Another correct way of putting it would be to say that plastids in Plasmodium and its kin descended from a red alga, while the whole organism descends from a different eukaryote line.

Gloateus
July 19, 2017 12:09 pm

One reason why we should care is red alga genus Pyropia, seen here wrapped around rice:
http://4.bp.blogspot.com/-ZHMMq2iUd_w/Ve9AjoMX0DI/AAAAAAAAIp4/RCpTXnXLr14/s1600/sushi%2Bveg.jpg

July 19, 2017 6:04 pm

What is this? usually the operators of the site throw ‘red meat’ to the hordes of commenters.
red algae?
must be on a health kick

Gloateus
Reply to  Steven Mosher
July 19, 2017 10:44 pm

Spirulina would be even worse.
Green Meanies would have us all subsisting on pond scum if they could.
With insects on feast days.

Dr. Strangelove
July 20, 2017 4:18 am

What makes red algae so different? They melt the Arctic glaciers.

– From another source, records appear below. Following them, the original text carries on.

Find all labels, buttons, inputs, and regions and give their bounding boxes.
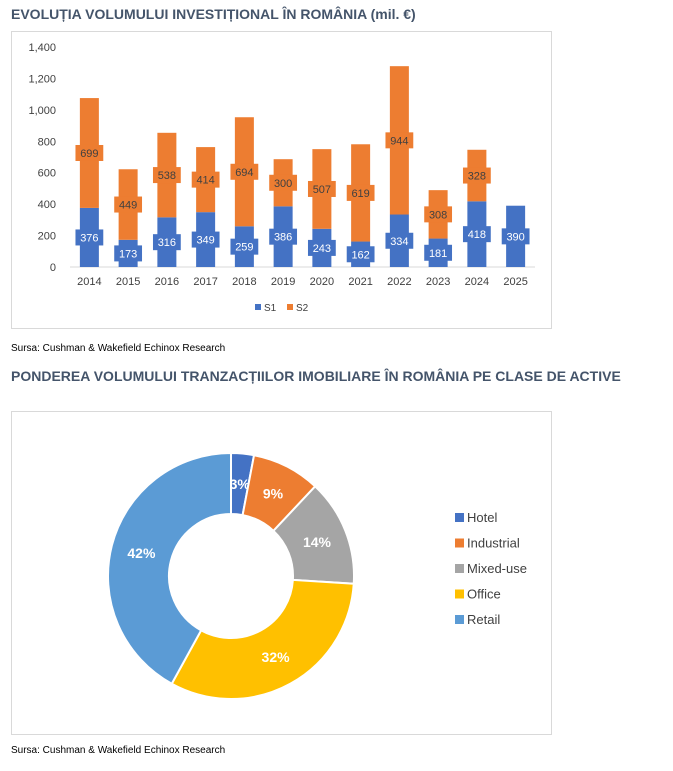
data-label-s1-2016: 316 (158, 237, 176, 249)
data-label-s2-2024: 328 (468, 171, 486, 183)
data-label-s2-2020: 507 (313, 184, 331, 196)
data-label-s1-2024: 418 (468, 229, 486, 241)
legend-swatch-hotel (455, 513, 464, 522)
data-label-bg-s2-2014 (75, 144, 104, 161)
data-label-bg-s2-2019 (269, 174, 298, 191)
legend-label-mixed-use: Mixed-use (467, 561, 527, 576)
data-label-bg-s2-2015 (114, 196, 143, 213)
data-label-bg-s1-2015 (114, 245, 143, 262)
data-label-bg-s1-2018 (230, 238, 259, 255)
data-label-bg-s2-2018 (230, 163, 259, 180)
x-tick-label: 2014 (77, 276, 101, 288)
donut-slice-retail (107, 451, 232, 686)
legend-label-s2: S2 (296, 303, 309, 314)
x-tick-label: 2022 (387, 276, 411, 288)
donut-label-retail: 42% (127, 545, 156, 561)
data-label-bg-s1-2017 (191, 231, 220, 248)
data-label-s2-2019: 300 (274, 178, 292, 190)
data-label-bg-s1-2024 (462, 226, 491, 243)
data-label-bg-s2-2021 (346, 184, 375, 201)
data-label-s1-2018: 259 (235, 242, 253, 254)
donut-label-mixed-use: 14% (303, 534, 332, 550)
data-label-bg-s1-2016 (152, 234, 181, 251)
data-label-bg-s2-2020 (307, 180, 336, 197)
legend-swatch-mixed-use (455, 564, 464, 573)
legend-swatch-s1 (255, 304, 261, 310)
data-label-bg-s2-2022 (385, 132, 414, 149)
x-tick-label: 2016 (155, 276, 179, 288)
donut-chart-container: 3% 9% 14% 32% 42% Hotel Industrial Mixed-use Off… (11, 411, 552, 735)
data-label-s2-2018: 694 (235, 167, 253, 179)
data-label-bg-s1-2014 (75, 229, 104, 246)
y-tick-label: 1,000 (28, 105, 56, 117)
data-label-bg-s1-2022 (385, 232, 414, 249)
legend-label-hotel: Hotel (467, 510, 497, 525)
data-label-s2-2016: 538 (158, 170, 176, 182)
data-label-bg-s1-2019 (269, 228, 298, 245)
donut-chart: 3% 9% 14% 32% 42% Hotel Industrial Mixed-use Off… (107, 451, 527, 700)
data-label-bg-s2-2017 (191, 171, 220, 188)
y-tick-label: 600 (38, 168, 56, 180)
data-label-s2-2022: 944 (390, 135, 408, 147)
legend-swatch-industrial (455, 538, 464, 548)
data-label-s1-2019: 386 (274, 232, 292, 244)
y-tick-label: 1,200 (28, 73, 56, 85)
data-label-bg-s1-2025 (501, 228, 530, 245)
bar-chart-container: 0 200 400 600 800 1,000 1,200 1,400 376 699 2014 17… (11, 31, 552, 329)
data-label-s1-2021: 162 (351, 249, 369, 261)
data-label-s2-2021: 619 (351, 188, 369, 200)
x-tick-label: 2021 (348, 276, 372, 288)
legend-label-s1: S1 (264, 303, 277, 314)
data-label-bg-s1-2023 (424, 244, 453, 261)
data-label-s1-2014: 376 (80, 232, 98, 244)
legend-label-office: Office (467, 587, 501, 602)
legend-swatch-retail (455, 615, 464, 624)
donut-label-industrial: 9% (263, 486, 284, 502)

Is it global warming or red algae?
http://glacierhub.org/2016/07/13/red-snow-algae-accelerating-glacier-melt-in-the-arctic/
Red algal bloom makes red snow
http://climatenewsnetwork.net/wp-content/uploads/2016/07/CROP-red-snow-800×400.jpg

Gloateus
Reply to  Dr. Strangelove
July 20, 2017 8:11 am

Except that Chlamydomonadaceae is a family of green algae (Phylum Chlorophyta) that happens to have some red pigment, rather than a member of the red algae (Division Rhodophyta).
And no, I wouldn’t recommend eating the red snow or ice.